Mark is now an official fire keeper. He stands for hours watching and feeding the flame, sipping strong cups of sweet tea, smiling from the inside out.
And while his oven burns, the fire calls his greater vision forth and he imagines homemade pizzas and loaves of steaming bread coming out of his earthen creation, on long wooden peels. There are still a good few months to go before it will be completely finished, and so there is time to daydream as he goes.
As a matter of fact, it was just this sort of visioning that brought Mark across the garden toward me wearing a pair of old green gumboots, a sense of purpose in his stride, to say, “I need a herb garden.”
“Oh,” I said, “we have a herb garden.”
“No,” he said, “I mean a really big one. I need herbs for pizza and sauces. I need herbs for breads and soups. I need enough herbs for you and I and all of our guests.”
“Oh,” I said, it sounds like you need a herb garden.”
“Yes,” he said, “that’s what I said.”
And so, with the guidance of Mark’s wise horticulturist father, plans are being made to create “a big herb garden.” A 600 square foot bed just for culinary herbs, for rows of oregano and tarragon and rosemary and thyme and parsley and cilantro. The digging has already begun and I spent yesterday taking rosemary cuttings and making divisions of thyme and oregano plants from my current herb garden, for this inspired new plan.

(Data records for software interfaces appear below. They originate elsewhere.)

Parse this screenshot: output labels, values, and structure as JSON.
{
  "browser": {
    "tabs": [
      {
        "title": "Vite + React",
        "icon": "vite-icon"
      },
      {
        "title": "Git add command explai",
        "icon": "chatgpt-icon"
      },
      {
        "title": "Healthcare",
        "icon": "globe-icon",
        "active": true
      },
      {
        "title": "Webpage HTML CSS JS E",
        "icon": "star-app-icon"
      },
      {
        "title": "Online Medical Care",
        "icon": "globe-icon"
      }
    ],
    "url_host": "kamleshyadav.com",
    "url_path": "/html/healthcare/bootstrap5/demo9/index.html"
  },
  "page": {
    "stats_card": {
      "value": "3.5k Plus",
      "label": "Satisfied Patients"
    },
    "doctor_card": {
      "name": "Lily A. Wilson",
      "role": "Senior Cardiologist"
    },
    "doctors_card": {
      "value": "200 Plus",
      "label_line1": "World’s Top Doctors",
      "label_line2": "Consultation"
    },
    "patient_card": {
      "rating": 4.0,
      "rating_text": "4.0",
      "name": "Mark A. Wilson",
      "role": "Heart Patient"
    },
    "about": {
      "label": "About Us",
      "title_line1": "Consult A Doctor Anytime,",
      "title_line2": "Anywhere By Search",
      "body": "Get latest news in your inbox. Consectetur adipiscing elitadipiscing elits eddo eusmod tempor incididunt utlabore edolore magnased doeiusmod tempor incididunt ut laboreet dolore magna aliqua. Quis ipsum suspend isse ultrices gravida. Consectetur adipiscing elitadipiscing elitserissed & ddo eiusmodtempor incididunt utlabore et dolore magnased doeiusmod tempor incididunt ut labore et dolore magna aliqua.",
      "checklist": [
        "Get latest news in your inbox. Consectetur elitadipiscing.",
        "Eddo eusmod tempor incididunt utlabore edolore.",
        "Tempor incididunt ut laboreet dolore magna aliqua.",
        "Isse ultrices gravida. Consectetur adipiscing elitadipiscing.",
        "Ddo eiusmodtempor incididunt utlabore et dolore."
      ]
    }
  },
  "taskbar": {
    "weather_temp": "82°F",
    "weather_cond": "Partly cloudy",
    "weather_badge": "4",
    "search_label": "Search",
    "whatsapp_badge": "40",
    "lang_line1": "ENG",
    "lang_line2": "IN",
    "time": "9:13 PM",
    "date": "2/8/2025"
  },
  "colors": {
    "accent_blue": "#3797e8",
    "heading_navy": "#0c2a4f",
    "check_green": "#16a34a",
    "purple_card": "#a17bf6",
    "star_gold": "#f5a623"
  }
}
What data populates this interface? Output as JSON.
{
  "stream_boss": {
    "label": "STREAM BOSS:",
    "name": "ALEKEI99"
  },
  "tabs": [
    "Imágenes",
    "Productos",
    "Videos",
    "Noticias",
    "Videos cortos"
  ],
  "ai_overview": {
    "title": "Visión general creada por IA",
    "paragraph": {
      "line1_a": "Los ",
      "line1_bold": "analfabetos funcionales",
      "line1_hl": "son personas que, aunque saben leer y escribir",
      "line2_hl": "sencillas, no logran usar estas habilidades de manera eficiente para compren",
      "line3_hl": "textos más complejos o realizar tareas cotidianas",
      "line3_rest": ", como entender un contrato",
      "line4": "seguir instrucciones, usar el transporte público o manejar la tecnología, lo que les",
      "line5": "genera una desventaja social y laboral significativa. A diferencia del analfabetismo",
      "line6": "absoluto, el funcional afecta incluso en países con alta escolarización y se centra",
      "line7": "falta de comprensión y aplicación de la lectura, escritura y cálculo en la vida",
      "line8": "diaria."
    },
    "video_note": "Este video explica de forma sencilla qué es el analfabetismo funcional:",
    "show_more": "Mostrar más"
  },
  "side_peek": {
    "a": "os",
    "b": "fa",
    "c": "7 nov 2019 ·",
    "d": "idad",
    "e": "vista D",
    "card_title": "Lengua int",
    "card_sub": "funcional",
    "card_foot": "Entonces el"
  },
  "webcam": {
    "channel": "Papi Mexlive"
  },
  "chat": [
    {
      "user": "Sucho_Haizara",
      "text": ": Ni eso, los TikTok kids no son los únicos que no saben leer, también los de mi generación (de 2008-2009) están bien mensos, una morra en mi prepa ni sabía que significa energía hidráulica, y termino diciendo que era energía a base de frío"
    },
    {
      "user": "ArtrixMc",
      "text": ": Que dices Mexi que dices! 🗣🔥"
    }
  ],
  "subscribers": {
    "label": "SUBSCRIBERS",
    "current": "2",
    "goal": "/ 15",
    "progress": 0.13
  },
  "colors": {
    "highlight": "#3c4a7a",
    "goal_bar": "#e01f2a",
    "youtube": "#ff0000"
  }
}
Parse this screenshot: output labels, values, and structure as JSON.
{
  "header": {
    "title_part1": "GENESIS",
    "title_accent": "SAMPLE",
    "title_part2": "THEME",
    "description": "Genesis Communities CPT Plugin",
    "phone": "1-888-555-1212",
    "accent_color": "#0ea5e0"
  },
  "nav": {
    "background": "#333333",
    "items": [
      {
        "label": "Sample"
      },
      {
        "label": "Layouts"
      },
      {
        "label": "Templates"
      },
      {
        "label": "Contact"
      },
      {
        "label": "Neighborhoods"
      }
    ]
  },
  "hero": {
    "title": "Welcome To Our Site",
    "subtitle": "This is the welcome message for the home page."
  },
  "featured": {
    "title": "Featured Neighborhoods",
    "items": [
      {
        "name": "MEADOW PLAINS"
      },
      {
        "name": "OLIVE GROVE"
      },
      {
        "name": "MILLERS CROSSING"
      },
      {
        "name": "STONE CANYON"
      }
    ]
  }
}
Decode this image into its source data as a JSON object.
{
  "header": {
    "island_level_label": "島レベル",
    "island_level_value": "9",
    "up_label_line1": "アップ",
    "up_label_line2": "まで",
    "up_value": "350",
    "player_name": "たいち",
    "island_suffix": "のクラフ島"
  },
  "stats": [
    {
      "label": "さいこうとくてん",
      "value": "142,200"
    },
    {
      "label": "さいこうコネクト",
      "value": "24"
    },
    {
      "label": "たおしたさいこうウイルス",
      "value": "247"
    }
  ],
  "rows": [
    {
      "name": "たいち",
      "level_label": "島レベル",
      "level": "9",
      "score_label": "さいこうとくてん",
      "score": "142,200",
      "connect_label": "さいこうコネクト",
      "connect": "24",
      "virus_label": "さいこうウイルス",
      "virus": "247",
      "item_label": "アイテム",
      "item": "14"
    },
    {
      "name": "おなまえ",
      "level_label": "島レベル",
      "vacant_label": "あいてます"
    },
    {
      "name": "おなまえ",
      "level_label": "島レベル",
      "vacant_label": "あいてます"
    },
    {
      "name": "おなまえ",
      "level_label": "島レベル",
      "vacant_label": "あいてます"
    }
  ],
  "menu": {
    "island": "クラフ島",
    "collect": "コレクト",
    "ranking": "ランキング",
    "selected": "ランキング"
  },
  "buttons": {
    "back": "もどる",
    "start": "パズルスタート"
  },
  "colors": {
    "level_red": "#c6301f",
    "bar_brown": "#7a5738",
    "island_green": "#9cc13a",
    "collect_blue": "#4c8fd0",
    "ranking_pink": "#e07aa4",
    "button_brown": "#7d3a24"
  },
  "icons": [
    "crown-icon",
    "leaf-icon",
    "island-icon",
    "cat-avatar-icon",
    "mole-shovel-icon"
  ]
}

I put little rooted bundles of aromatic greenness into pots which I then buried in our vegetable garden until next spring. Later, once they have established, we will move them to their final location.
And as I spent the afternoon in the fresh and invigorating company of thyme and rosemary, I recognized that contentment has a smell too. The next day I found myself jarring the herbs that we dried this summer. And although we shall miss their presence in the living room, hanging from the stairwell rafter, we will enjoy the flavour they will be offering our winter meals.
I sat at the table in the fading afternoon light and I de-stemmed them, I crushed their scented leaves in between my fingers, and the room smelled like a country hillside in Greece. I was sure I could hear the bells of sheep clanging in the distance and there was the faint smell of Mediterranean sea air coming from somewhere. I labeled and shelved each jar. I did this with tenderness and appreciation and gratitude, for there is something about a process, about an experience that takes you from start to finish, that is a marvelous thing. There is something about growing a plant and harvesting it and drying it, before adding it to soup, before taking it into these hardworking bodies.
Yes, contentment today is the warmth of Mark’s fire, it is the smell of Mediterranean herbs on a winter’s day and the illumination of a glistening strand of spiders web, in a garden of kale, that just begs to be picked and eaten by the basketful.
Blessings and Gratitude to each of you, thank you for your company on this journey.
Nao, Mark, Gus and all at Honey Grove.
And of course, if ever we should need reminding of this thing called contentment, we can always go and ask Guru Gus, who seems to have this down better than anyone I know.